Let $\omega$ be a 2-differential form in $\mathbb{R}^{2n}$ given by
$$\displaystyle \omega=dx^1\wedge dx^2+dx^3\wedge dx^4 + \cdots + dx^{2n-1}\wedge dx^{2n}$$
Compute:
$$\displaystyle \overbrace{\omega\wedge\omega\wedge\cdots\wedge\omega}^{\text{n times}}.$$
Then I have already done the case n=1,2,3 so I have in general that
1) $\omega\wedge\omega$ is 4-form
2) $\omega\wedge\omega\wedge\omega$ is a 6 -form
$\vdots$
n-1) ($\omega\wedge\omega\wedge\cdots\wedge\omega$) is a 2n-form
therefore we have the relation as in the n step we have a (2k+1)-form where k is the number of wedges that apear, so we have that product will be zero since we have all the 2n members of the basis ($dx^i$) in the for of the step n-1 so the product should be zero.

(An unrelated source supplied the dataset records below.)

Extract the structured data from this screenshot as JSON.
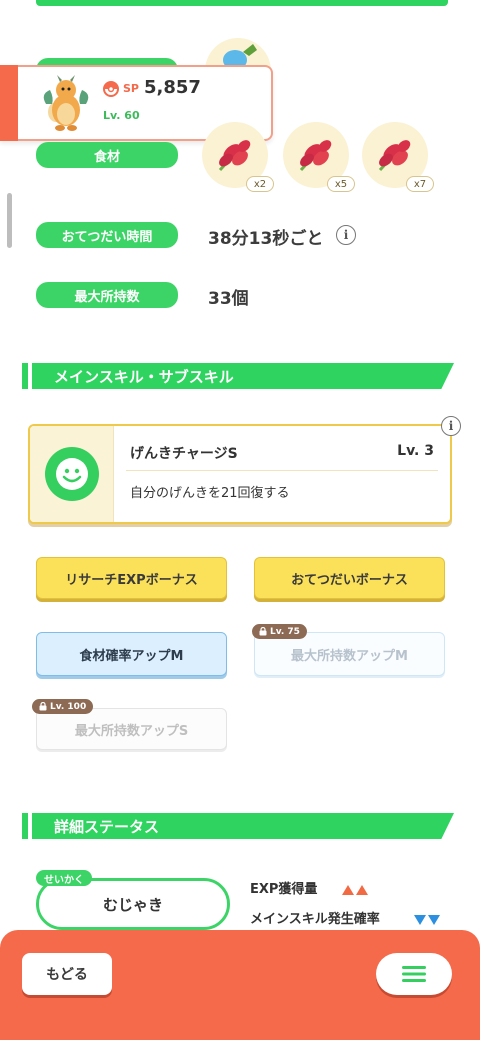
{
  "pokemon_card": {
    "sp_label": "SP",
    "sp_value": "5,857",
    "level": "Lv. 60",
    "icon": "dragonite-icon"
  },
  "stats": {
    "ingredients_label": "食材",
    "ingredients": [
      {
        "icon": "fancy-apple-icon",
        "count": "x2"
      },
      {
        "icon": "fancy-apple-icon",
        "count": "x5"
      },
      {
        "icon": "fancy-apple-icon",
        "count": "x7"
      }
    ],
    "help_time_label": "おてつだい時間",
    "help_time_value": "38分13秒ごと",
    "max_carry_label": "最大所持数",
    "max_carry_value": "33個",
    "info_glyph": "i"
  },
  "main_skill_section": {
    "title": "メインスキル・サブスキル",
    "skill_name": "げんきチャージS",
    "skill_level": "Lv. 3",
    "skill_desc": "自分のげんきを21回復する",
    "info_glyph": "i"
  },
  "sub_skills": [
    {
      "label": "リサーチEXPボーナス",
      "state": "unlocked-gold"
    },
    {
      "label": "おてつだいボーナス",
      "state": "unlocked-gold"
    },
    {
      "label": "食材確率アップM",
      "state": "unlocked-blue"
    },
    {
      "label": "最大所持数アップM",
      "state": "locked",
      "lock_level": "Lv. 75"
    },
    {
      "label": "最大所持数アップS",
      "state": "locked",
      "lock_level": "Lv. 100"
    }
  ],
  "detail_section": {
    "title": "詳細ステータス",
    "nature_tag": "せいかく",
    "nature_value": "むじゃき",
    "effects": [
      {
        "label": "EXP獲得量",
        "direction": "up",
        "color": "#f26a43"
      },
      {
        "label": "メインスキル発生確率",
        "direction": "down",
        "color": "#2d8fe0"
      }
    ]
  },
  "bottom_nav": {
    "back_label": "もどる",
    "menu_icon": "hamburger-menu-icon"
  },
  "colors": {
    "accent_green": "#2fd35f",
    "bottom_bar": "#f46a4b",
    "gold_button": "#fbe15a",
    "blue_button": "#dcefff"
  }
}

Am I right? or How can I do this in a better way?
Thanks a lot for your help in advance :).
I don't know where you're getting the $(2k+1)$-form. If you wedge $\omega$ with itself $k$ times, you get — as you yourself observed — a $2k$-form. Let's try an example: With $n=2$ and $\omega = dx_1\wedge dx_2+dx_3\wedge dx_4$, we'll have $\omega\wedge\omega = 2 dx_1\wedge dx_2\wedge dx_3\wedge dx_4$. Since $2$-forms commute with one another, you should be able to show that for the general case you get $$\underbrace{\omega\wedge\dots\wedge\omega}_{n\text{ times}} = n!\,dx_1\wedge\dots\wedge dx_{2n}.$$